Was mir grade noch spontan einfällt: Wenn du eh alles frisch machen willst dann schau welche nvme SSDs du nutzt und sollten diese im 512e Modus laufen stell sie auf 4K native um.

Testen kannst du das unter Windows mit "fsutil fsinfo sectorinfo C:" oder unter Linux mit "sudo fdisk -l /dev/nvme0n1p3". C: steht in diesem Fall für die Partition unter Windows, /dev/nvme0n1p3 wäre dann die erste nvme Partition 3. Musst du eventuell anpassen.

Anhang anzeigen 1498488

Wenn dir logisch/physikalisch mit 4096 / 4096 angezeigt wird dann bist im 4k native Modus.
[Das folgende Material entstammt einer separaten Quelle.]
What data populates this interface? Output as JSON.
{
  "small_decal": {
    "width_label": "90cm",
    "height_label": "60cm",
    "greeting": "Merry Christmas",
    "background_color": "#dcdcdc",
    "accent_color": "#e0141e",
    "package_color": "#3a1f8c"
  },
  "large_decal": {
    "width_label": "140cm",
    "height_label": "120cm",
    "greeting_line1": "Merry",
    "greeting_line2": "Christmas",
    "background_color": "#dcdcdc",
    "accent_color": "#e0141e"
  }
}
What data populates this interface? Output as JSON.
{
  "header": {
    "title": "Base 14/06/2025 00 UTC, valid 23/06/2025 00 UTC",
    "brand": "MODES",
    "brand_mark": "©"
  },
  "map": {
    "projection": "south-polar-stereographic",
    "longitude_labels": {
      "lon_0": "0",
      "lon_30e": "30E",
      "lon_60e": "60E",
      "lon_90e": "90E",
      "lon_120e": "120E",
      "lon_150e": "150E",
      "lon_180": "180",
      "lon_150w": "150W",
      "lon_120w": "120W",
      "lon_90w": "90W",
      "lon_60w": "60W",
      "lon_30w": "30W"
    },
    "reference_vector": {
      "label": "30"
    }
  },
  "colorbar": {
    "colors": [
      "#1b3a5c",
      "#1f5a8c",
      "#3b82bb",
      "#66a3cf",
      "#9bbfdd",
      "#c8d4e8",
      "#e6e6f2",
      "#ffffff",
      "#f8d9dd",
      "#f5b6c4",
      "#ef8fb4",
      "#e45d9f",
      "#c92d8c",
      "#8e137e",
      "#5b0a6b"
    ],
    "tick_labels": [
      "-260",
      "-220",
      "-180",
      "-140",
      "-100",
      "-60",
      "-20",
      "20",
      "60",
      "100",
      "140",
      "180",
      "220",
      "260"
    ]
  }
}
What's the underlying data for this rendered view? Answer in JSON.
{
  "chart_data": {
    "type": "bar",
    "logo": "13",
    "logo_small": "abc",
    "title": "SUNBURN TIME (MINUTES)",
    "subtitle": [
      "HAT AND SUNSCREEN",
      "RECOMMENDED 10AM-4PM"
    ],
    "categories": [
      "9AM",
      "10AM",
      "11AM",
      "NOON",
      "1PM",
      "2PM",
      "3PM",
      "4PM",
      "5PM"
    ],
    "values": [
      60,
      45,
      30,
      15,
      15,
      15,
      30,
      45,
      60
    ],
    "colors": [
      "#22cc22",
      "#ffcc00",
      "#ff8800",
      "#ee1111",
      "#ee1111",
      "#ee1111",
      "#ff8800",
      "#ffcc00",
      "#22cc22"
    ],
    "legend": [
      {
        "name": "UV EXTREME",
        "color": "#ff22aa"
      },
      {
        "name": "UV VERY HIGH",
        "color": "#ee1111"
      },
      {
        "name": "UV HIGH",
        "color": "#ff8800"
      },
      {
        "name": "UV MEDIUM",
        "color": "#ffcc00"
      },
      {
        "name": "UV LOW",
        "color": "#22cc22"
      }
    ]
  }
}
Wie das Windows Fenster aussieht weiß ich grade nicht aus dem Kopf, aber dort werden dir 4 Werte angezeigt. Wenn dort 4 x 4096 Byte stehen ist native 4k, wenn ein 512 Byte dabei ist dann ist die SSD im 512e Modus. Eventuell kann ja jemand nen Screenshot nachreichen.

Spart unter Windows und Linux bzw. NTFS und ext4 etc. CPU Leistung und du hast mehr nutzbaren Platz auf der Platte :)
Also verschenke ich gerade CPU Leistung, weil ich meine Uralt-Distro rumschleppe ... naja, auch ein Grund, mal neu aufzusetzen. Und warum nicht gleich Linux dazu? Hatte ich vor Jahre schonmal angedacht, war aber dann doch zu bequem/eingeschüchtert.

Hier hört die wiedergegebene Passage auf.